I had picked up Mentors on my recent trip to London (merely because these kinds of books are not available in Pakistan!) and having read it over the course of one night, I somewhat enjoyed this book. What helped me with this book was having read his previous book Recovery, which covered his journey through addiction and how he recovered himself through the 12 Steps program. Recovery gave me a great insight into Brand’s struggles and issues in life and certainly gave hope that if people like him can change their lives around, so can others.
Mentors is basically a book about Brand’s own journey on being mentored by several people, and how in turn you can mentor others around you. He shares some great tips on how to find a mentor, how to sustain a working relationship with a mentor, and how you can become a mentor to others.
The chapters are fairly short (the book is only 162 pages long) and the writing style is a pure conversationalist and personal. It might take the unaccustomed reader a moment to get used to the writing style, but once you get the hang of it, it’s a breezy read—although the chapters are full of heavy ideas.
There are eight chapters dedicated to each of the mentor Brand has encountered. They range from a devoted atheist to a guru in India, to a martial arts teacher, to a counselor to a divine woman in India. Each of these mentors has taught Brand one thing or another about how to deal with life’s difficult moments.
While I won’t get into all the details, I will share some key moments.
“I approach my teacher, my ‘mentor’, in an honest, open-minded and willing way.” (page 23)
“Admit you have a problem. Believe in the possibility of change. Ask for help and follow suggestion.” (page 24)
“A mentor is a type of hero and a hero is a symbol, much of the work they do for you is in effect done by you, yourself, in your own mind.” (page 31).
“Asking someone to mentor you is a simultaneous acknowledgment of vulnerability and admiration.” (page 38).
“Note the people around you. `do they want you to grow? Observe them. Who do they want you to be? You may not need to eliminate them from your life, but you will need to renegotiate them.” (page 76).
“Good therapists, who here I submit are different from mentors only in name, have a capacity to feel and intuit the requirements of their clients.” (page 80-81).
“We can start to change the world by loving each other.” (page 96)

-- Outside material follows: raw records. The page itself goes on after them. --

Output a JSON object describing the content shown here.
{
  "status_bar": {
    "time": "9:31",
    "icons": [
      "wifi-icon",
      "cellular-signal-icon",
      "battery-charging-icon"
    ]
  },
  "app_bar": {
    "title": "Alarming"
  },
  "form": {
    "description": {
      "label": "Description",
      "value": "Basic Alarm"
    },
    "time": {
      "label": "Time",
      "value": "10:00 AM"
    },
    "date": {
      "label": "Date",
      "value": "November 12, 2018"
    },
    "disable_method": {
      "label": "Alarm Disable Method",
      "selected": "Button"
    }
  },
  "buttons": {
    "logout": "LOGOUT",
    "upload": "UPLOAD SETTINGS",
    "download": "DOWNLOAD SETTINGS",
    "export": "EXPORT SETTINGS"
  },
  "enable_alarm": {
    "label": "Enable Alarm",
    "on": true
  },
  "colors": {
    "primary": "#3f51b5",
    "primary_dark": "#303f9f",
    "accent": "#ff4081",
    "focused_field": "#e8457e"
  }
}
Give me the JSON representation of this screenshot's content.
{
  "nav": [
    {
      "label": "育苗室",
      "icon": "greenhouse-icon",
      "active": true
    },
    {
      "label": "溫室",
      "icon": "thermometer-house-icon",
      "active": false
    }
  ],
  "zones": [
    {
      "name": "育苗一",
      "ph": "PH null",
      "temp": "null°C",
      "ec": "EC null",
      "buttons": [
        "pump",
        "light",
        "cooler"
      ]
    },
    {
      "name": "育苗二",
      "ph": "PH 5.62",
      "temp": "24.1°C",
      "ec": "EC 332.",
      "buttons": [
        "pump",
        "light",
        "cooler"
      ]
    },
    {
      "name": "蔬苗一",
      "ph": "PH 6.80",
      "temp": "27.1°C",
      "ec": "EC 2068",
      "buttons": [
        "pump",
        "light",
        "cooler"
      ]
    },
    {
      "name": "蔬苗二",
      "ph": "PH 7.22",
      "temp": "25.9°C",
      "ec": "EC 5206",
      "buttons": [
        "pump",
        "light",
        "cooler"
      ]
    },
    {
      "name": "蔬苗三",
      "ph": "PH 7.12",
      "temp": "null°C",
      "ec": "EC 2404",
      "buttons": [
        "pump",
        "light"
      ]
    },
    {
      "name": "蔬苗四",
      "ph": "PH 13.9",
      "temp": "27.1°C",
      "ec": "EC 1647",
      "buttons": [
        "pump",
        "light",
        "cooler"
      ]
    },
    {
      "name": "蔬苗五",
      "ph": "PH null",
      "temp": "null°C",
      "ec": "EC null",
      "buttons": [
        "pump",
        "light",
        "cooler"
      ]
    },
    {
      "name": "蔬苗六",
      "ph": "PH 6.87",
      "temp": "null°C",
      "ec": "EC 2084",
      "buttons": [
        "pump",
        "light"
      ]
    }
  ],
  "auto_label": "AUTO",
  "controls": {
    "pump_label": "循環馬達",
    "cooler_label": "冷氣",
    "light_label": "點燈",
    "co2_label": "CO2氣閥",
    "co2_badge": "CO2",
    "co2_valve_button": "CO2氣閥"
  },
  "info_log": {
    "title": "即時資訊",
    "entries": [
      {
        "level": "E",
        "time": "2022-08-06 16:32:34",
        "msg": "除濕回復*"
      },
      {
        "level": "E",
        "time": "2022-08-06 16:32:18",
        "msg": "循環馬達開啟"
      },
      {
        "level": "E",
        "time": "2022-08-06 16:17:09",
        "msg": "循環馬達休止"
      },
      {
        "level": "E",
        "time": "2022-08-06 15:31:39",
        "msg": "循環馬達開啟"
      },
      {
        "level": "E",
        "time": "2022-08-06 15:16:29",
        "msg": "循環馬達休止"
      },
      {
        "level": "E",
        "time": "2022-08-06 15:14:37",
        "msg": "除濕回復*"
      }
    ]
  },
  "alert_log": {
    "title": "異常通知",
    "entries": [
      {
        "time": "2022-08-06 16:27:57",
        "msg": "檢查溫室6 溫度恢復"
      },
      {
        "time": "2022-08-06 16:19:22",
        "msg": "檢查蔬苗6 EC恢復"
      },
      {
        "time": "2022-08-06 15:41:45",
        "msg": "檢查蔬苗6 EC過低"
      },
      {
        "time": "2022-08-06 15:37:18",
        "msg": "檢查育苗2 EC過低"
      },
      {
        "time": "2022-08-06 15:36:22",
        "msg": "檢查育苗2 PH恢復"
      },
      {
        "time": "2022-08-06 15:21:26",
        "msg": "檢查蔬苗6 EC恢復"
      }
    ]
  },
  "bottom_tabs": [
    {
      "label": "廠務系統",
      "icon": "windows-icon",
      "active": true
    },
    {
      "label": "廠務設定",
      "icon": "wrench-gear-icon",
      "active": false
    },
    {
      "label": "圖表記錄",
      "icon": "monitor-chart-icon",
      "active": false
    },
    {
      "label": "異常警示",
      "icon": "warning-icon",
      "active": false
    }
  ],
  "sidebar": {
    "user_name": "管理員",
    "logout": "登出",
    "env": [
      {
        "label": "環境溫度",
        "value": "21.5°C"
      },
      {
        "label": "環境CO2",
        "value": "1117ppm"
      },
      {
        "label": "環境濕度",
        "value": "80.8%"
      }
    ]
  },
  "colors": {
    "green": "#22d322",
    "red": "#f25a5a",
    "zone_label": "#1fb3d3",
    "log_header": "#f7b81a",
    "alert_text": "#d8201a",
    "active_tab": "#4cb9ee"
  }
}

“The point is, even elevated souls are subject to emotions that cause agitation but they are able to use them as spurs to move closer to the light, more kindling to burn in ascension, rather than ignition for penurious action.” (page 119)
On Mentoring Others
Just sharing two important aspects of mentoring others. I loved the part where he shares how helping others help us grow too. All about gratitude.
Over the course of the last four years, I have had the privilege of having two mentors in my own life. They are people who guide me, who counsel me, who tell me straight to my face what I should and shouldn’t do. They have helped me grow so much, both professionally and personally.
This, in turn, has helped me mentor others, and I find it a privilege when friends and colleagues reach out to me asking me to help them. There is no greater joy than this.